Nasze ptaki zimują za mostkiem, w sąsiedztwie cmentarza.
- Nie wiemy, ile dokładnie ich jest, łabędzi na pewno ponad 20, kaczek może nawet 100 - mówi wiceburmistrz Izabela Lewandowska. - Dokarmiamy je jako urząd miasta, ale prywatnie też chętnie tam zaglądam i wiem, że inni mieszkańcy również.
- Z synkiem przynosimy tu często końcówki chleba, dzielimy się nimi, bo mi one nie smakują - śmieje się pani Milena. - Ptaki chętnie przypływają, zjadają nawet z ręki, a kiedy są bardzo głodne wręcz wyrywają sobie te okruchy.
Chcąc zimą pomagać kaczkom czy łabędziom warto pamiętać o kilku zasadach.
- W diecie ptaków chleb powinien być co najwyżej dodatkiem - wyjaśnia pasjonat Tomasz Kuziemkowski, opiekun ptaszarni toruńskiego Ogrodu Zoobotanicznego. - Najlepiej, żeby był lekko czerstwy.

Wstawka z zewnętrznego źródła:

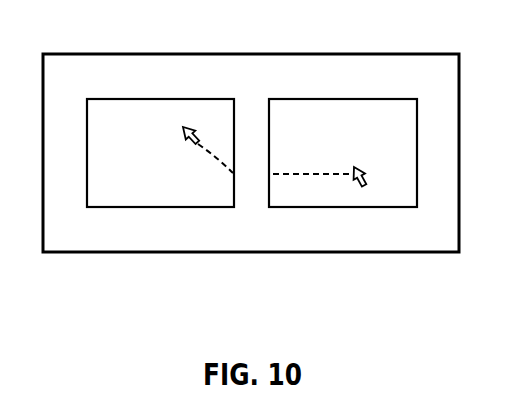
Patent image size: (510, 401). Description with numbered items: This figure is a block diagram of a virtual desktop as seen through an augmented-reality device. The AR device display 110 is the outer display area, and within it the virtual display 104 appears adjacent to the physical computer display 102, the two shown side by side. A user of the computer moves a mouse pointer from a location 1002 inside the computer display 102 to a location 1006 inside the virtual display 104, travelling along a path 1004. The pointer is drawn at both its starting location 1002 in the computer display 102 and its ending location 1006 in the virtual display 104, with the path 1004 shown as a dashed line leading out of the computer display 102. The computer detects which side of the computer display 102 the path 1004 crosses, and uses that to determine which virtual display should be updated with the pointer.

Zaś pod żadnym pozorem nie należy karmić ptaków chlebem starym czy zepsutym. Nie przynośmy też zbyt dużych porcji. Pokarm, który leży choćby dzień czy dwa, zaczyna się psuć. Jeśli ptaki będą bardzo głodne i tak go zjedzą, ale to może się dla nich skończyć tragicznie.
Te przestrogi nie oznaczają wcale, że powinniśmy zrezygnować z zimowych spacerów nad Drwęcę, czy tym bardziej z uwrażliwiania naszych pociech.

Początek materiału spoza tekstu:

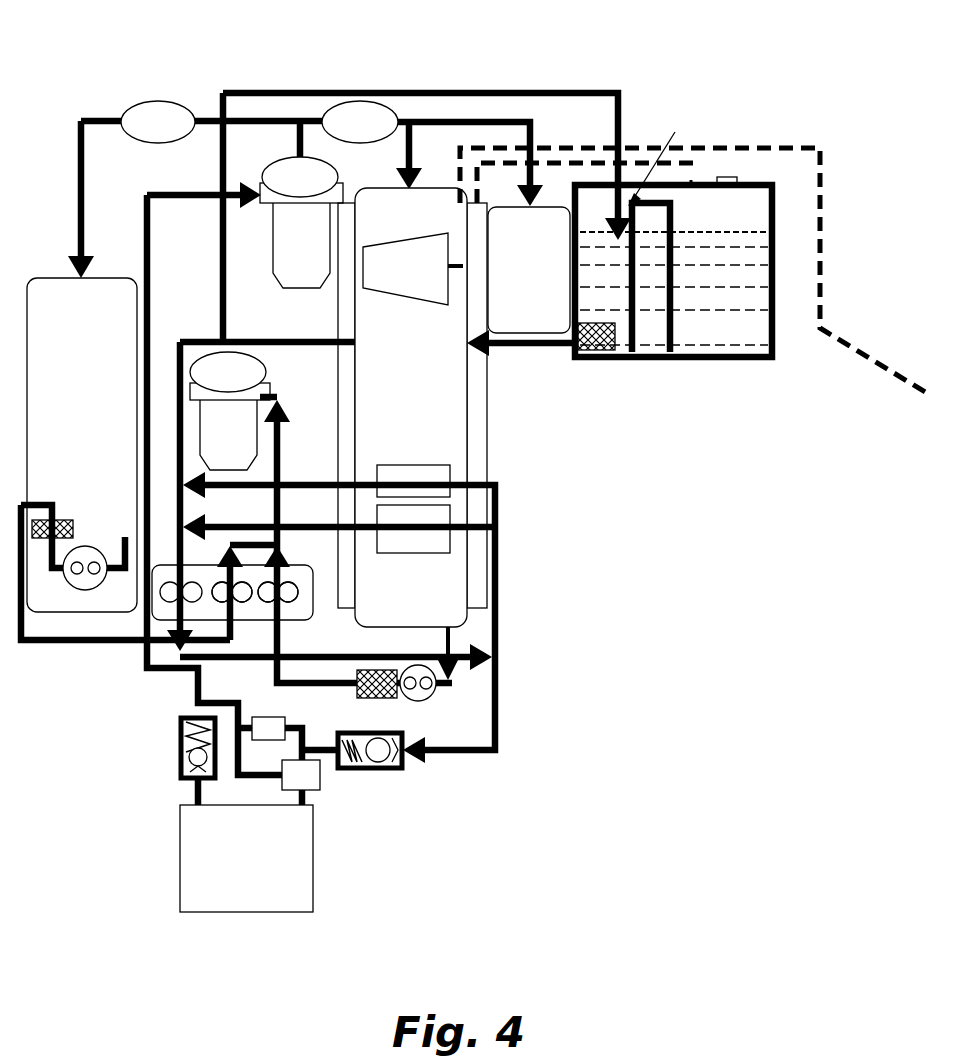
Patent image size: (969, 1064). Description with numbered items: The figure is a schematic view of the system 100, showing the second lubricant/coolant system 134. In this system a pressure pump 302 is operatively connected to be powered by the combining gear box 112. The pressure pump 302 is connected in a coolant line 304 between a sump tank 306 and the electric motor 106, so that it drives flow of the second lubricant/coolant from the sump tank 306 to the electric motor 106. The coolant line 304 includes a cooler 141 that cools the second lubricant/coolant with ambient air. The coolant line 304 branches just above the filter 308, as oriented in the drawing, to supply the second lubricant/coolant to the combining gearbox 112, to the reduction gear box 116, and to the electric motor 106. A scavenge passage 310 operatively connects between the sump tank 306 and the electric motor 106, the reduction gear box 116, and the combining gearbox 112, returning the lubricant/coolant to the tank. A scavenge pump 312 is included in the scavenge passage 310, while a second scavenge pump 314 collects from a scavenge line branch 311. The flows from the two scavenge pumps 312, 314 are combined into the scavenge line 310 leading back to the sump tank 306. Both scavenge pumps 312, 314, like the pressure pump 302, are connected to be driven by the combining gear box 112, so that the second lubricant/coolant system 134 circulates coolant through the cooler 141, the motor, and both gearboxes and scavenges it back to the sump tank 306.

- Kiedyś, gdy w szkole była jeszcze Liga Ochrony Przyrody, ludzie lepiej rozumieli jak żyć w zgodzie z naturą i nie naruszać jej praw, teraz często po prostu tego nie wiemy - ubolewa Kuziemkowski. - Jeśli chodzi o pomoc ptakom, zamiast chleba lepiej kupić owies, pszenicę, jęczmień lub kukurydzę. Te nasiona są bogate w białko, dzięki czemu zimą świetnie rozgrzewają, a zarazem nie pęcznieją w ptasich brzuchach tak jak chleb.